Member of the Chamber of Deputies
- In office 15 May 1941 – 15 May 1945
- Constituency: 17th Departmental Group

Personal details
- Born: 18 March 1898 Santiago, Chile
- Died: 23 August 1966 (aged 68) Santiago, Chile
- Party: Democratic Party
- Spouse: Brunilda Varela
- Children: 4
- Education: University of Concepción (LL.B)
- Profession: Lawyer

= José Bernales Navarro =

Chilean politician (1898–1966)

José Bernales Navarro (18 March 1898 – 23 August 1966) was a Chilean lawyer and politician affiliated with the Democratic Party.

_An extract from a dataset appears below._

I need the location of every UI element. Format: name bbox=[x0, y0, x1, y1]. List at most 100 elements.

He served as a Deputy during the XXXIX Legislative Period of the National Congress of Chile (1941–1945), representing the Departmental Group of Concepción, Tomé, Yumbel, Coronel and Talcahuano.

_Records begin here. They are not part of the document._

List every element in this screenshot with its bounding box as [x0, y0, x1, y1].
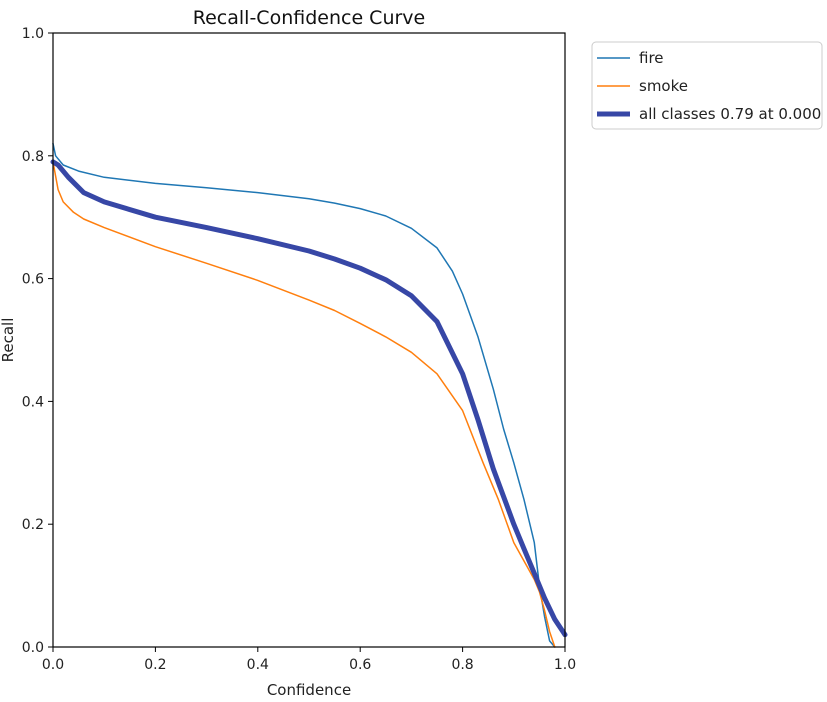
y-tick-label: 0.6 — [22, 272, 44, 288]
x-tick-label: 0.8 — [451, 657, 473, 673]
x-tick-label: 0.2 — [144, 657, 166, 673]
plot-frame — [52, 32, 566, 648]
y-tick-label: 0.8 — [22, 149, 44, 165]
x-tick-label: 0.4 — [247, 657, 269, 673]
x-axis-label: Confidence — [267, 681, 351, 699]
y-tick-label: 0.2 — [22, 517, 44, 533]
y-tick-label: 0.4 — [22, 394, 44, 410]
legend-label-smoke: smoke — [639, 77, 688, 95]
y-tick-label: 1.0 — [22, 26, 44, 42]
x-tick-label: 0.6 — [349, 657, 371, 673]
x-tick-label: 1.0 — [554, 657, 576, 673]
legend-label-fire: fire — [639, 49, 664, 67]
series-line-fire — [52, 142, 556, 648]
legend: fire smoke all classes 0.79 at 0.000 — [591, 41, 823, 130]
x-axis-ticks: 0.0 0.2 0.4 0.6 0.8 1.0 — [42, 647, 576, 673]
legend-label-all-classes: all classes 0.79 at 0.000 — [639, 105, 821, 123]
y-axis-label: Recall — [0, 318, 17, 363]
series-lines — [50, 142, 568, 648]
y-axis-ticks: 0.0 0.2 0.4 0.6 0.8 1.0 — [22, 26, 53, 656]
series-line-all-classes — [50, 159, 568, 638]
x-tick-label: 0.0 — [42, 657, 64, 673]
chart-title: Recall-Confidence Curve — [193, 7, 425, 29]
y-tick-label: 0.0 — [22, 640, 44, 656]
legend-box — [591, 41, 823, 130]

== Early life and career ==
Bernales was born in Santiago to José Bernales Castro and María Mercedes Navarro Castro.

He received his primary education at the Colegio de los Padres Escolapios and his secondary studies at the Liceo Enrique Molina Garmendia|Lyceum of Concepción.

He pursued legal studies at the Fiscal Course of Laws of Concepción —today the Faculty of Law of the University of Concepción— where he completed his training as a lawyer.

He worked in various private enterprises in central-southern Chile, particularly around Los Ángeles, where he also engaged in agricultural activities.

He married Brunilda Varela Sanhueza, with whom he had four children.

== Political career ==
A prominent member of the Democratic Party, Bernales served as president of the party's regional organisation in Concepción.

He was elected Municipal Councillor (Regidor) of Concepción before being elected Deputy for the 1941–1945 term. During his time in Congress, he served on the Standing Committee on Education.

Bernales later served as Provincial Intendant of Arauco (1949–1952) and subsequently as Director of the Department of Prisons in 1953.